HIGH PERFORMANCE NETWORKING: AN INTERVIEW WITH STUART BAILEY

November 8, 2000

by Tim Staub, associate editor LIVEwire

Dallas, Texas — Stuart Bailey is founder and chief technology officer of InfoBlox Inc. 912 Chicago Ave. Evanston IL, 60202, 847-475-8500 http://www.infoblox.com

InfoBlox develops and sells high-performance Server Appliances for the rapidly growing Internet and intranet Markets. InfoBlox’s mission is to reduce complexity, provide lower total cost of ownership, enhance reliability and improve speed and throughput of Internet services for it’s customers.

After working for five years as technical lead for the Laboratory for Advanced Computing/National Center for Data Mining at the University of Illinois at Chicago (Dr. Robert Grossman, Director), Bailey founded InfoBlox Inc. During his time at the University of Illinois, he led four competitive teams that received awards from the High Performance Computing Challenge (HPC) at the Supercomputing series of conferences, including two Most Innovative Show (’96,’98) and one Best of Show (’99) awards for their work in high performance, distributed data mining.

Bailey has co-authored several papers on high performance networking, wide-area clustering, distributed data management, and distributed data mining including: “PSockets: The Case for Application-level Network Striping for Data Intensive Applications using High Speed Wide Area Networks” being presented at SC00, Dallas.

Interview

HPCwire: Is TCP suitable for high performance networking?

BAILEY: TCP is not well suited for high performance networking. However, the prevalence of TCP or more importantly, the lack of more network centric feedback, control, and QoS facilities; even in many of today’s research networks such as vBNS and Abilene, will continue to force researchers to use TCP and to develop work-arounds for TCP’s limitations.

TCP is an appropriate technology to make end-to-transmissions reliable (i.e. making sure all the data gets to it’s destination) without adding complexity to networking elements such as routers. This was especially important in the beginnings of the Internet when the Internet was primarily comprised of relatively low-bandwidth, high loss connections.

TCP = easily implemented reliability at the cost of bandwidth and any kind of bandwidth guarantees.

By contrast to the early days of the Internet, today’s high performance networks have relatively high-bandwidth and extremely low loss rates. In other words, the networks themselves have a high degree of reliability.

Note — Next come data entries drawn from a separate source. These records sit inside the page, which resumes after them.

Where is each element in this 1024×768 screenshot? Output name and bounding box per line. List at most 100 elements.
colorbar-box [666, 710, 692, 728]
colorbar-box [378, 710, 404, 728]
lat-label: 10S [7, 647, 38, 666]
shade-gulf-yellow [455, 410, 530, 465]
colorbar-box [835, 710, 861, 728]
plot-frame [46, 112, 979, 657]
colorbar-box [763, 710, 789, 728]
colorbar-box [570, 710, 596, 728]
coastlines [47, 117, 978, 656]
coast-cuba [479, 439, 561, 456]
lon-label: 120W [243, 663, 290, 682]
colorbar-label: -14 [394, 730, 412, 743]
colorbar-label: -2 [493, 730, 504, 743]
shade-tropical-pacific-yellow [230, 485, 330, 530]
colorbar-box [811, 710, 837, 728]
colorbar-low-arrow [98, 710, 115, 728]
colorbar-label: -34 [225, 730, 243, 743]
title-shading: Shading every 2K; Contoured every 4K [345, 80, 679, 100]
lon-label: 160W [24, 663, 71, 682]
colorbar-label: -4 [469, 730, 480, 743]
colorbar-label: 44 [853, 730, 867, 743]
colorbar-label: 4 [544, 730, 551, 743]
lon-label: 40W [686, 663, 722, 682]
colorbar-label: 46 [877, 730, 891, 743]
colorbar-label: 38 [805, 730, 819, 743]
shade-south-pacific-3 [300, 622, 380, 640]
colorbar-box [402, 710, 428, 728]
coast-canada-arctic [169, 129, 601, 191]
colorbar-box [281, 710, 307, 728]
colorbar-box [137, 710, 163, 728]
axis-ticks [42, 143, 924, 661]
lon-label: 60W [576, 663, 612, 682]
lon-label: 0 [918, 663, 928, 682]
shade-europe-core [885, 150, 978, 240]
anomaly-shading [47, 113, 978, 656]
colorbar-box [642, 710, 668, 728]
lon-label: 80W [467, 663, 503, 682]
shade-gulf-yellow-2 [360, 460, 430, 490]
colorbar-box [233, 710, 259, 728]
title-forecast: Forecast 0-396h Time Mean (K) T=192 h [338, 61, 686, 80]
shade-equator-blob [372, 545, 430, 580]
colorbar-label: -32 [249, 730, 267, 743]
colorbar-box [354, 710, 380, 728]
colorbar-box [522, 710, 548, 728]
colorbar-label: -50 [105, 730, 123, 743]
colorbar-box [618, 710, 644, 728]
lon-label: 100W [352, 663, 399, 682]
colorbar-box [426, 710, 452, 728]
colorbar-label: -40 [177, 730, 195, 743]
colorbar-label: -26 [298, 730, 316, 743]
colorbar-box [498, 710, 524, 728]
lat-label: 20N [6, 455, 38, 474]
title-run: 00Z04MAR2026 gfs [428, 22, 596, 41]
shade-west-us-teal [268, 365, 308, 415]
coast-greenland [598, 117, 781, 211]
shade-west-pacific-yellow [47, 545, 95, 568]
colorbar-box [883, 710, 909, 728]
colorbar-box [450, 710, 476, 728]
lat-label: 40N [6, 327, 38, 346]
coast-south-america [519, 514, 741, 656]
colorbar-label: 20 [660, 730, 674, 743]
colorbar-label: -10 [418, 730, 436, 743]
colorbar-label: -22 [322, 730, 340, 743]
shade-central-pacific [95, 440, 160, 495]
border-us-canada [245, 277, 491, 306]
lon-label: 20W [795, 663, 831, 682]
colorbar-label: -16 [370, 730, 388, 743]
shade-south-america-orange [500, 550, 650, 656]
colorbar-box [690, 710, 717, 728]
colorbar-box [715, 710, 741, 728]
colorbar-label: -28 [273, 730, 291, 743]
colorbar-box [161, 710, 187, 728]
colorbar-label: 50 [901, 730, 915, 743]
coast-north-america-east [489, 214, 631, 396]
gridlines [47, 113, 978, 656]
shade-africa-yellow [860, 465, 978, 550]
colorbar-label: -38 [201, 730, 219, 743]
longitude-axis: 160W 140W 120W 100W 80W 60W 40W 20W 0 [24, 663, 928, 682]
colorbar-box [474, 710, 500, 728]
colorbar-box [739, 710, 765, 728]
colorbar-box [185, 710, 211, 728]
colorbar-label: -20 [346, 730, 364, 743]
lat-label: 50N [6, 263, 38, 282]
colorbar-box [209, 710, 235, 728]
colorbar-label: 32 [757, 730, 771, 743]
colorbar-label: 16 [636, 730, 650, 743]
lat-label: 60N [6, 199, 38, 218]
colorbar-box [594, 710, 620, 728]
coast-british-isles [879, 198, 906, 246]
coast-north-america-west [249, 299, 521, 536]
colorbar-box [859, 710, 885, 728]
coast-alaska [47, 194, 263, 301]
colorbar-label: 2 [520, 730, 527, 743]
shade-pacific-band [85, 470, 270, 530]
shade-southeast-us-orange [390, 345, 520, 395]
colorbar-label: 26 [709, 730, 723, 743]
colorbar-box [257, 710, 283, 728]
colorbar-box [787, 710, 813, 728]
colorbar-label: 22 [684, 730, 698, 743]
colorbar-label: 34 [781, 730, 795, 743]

Therefore, using TCP over such reliable links is analogous to using a sledge hammer to tack up a picture frame. Today’s networks are reliable and more intelligent; why use a heavy weight, host centric control mechanism like TCP?

As the technical lead for the National Center for Data Mining (NCDM) at the University of Illinois at Chicago (UIC) (Dr. Robert Grossman, Director) from 1995-2000, I had the privilege to work on several projects to explore wide-area clustering, data mining, and data management over both vBNS and Abilene. We quickly realized that what we wanted out of a high performance WAN was not just reliability, but PREDICTABILITY. Being able schedule transfers was extremely important to overall resource management during a distributed application.

We experimented with both wide-area, native ATM (with network enforced QoS parameters) and wide-area TCP/IP based applications, TCP required a tremendous amount of tuning to be competitive on bandwidth, and the best effort nature of the connectionless IP networks made network saturation and traffic storms difficult problems to adapt to. My conclusion after five years of high performance networking research is that TCP is not ideal for high performance, wide area networking.

HPCwire: Do you have any views of TCP’s Future, Recommendations, Insight?

BAILEY: I fully recognize that the vast majority of operating systems and applications are designed to use TCP, and TCP will be in use for a number of years. However, it is my opinion that better network centric protocols that don’t waste bandwidth on unnecessary error checking, provide better network guarantees and QoS, and are connection oriented/switched (e.g. MPLS) need to be aggressively pursued in the research community. In the end, we want the high performance WANs to appear more like a bus between distributed applications than an unreliable, unpredictable network.

HPCwire: Then what is TCP for, not for?

BAILEY: TCP is well suited for general distributed applications which need to be developed quickly or are being developed for and need to be compatible with commodity networks of today and the near future.

TCP is inadequate for high performance, widely distributed applications that have a mixture of heavy network I/O, CPU usage, and storage I/O. Furthermore, TCP is not at all appropriate for streaming applications, which tend to be loss tolerant by their very nature.

HPCwire: Tell us something about the technology you wish to promote.

BAILEY: While high performance network applications research is no longer my primary responsibility, my experience in tuning systems and networks for high performance distributed applications has helped InfoBlox to develop scalable, easy to deploy, secure server appliances for core network services. Our first product, DNS One (TM), is an enterprise/ISP scale Domain Name Service (DNS) server appliance which ensures unprecedented reliability, performance, and ease of use for your DNS solution.

As your network bandwidth continues to rise at a blistering pace, Infobox’s sever appliances will protect your core services, like DNS, from being a liability in overall performance and reliability.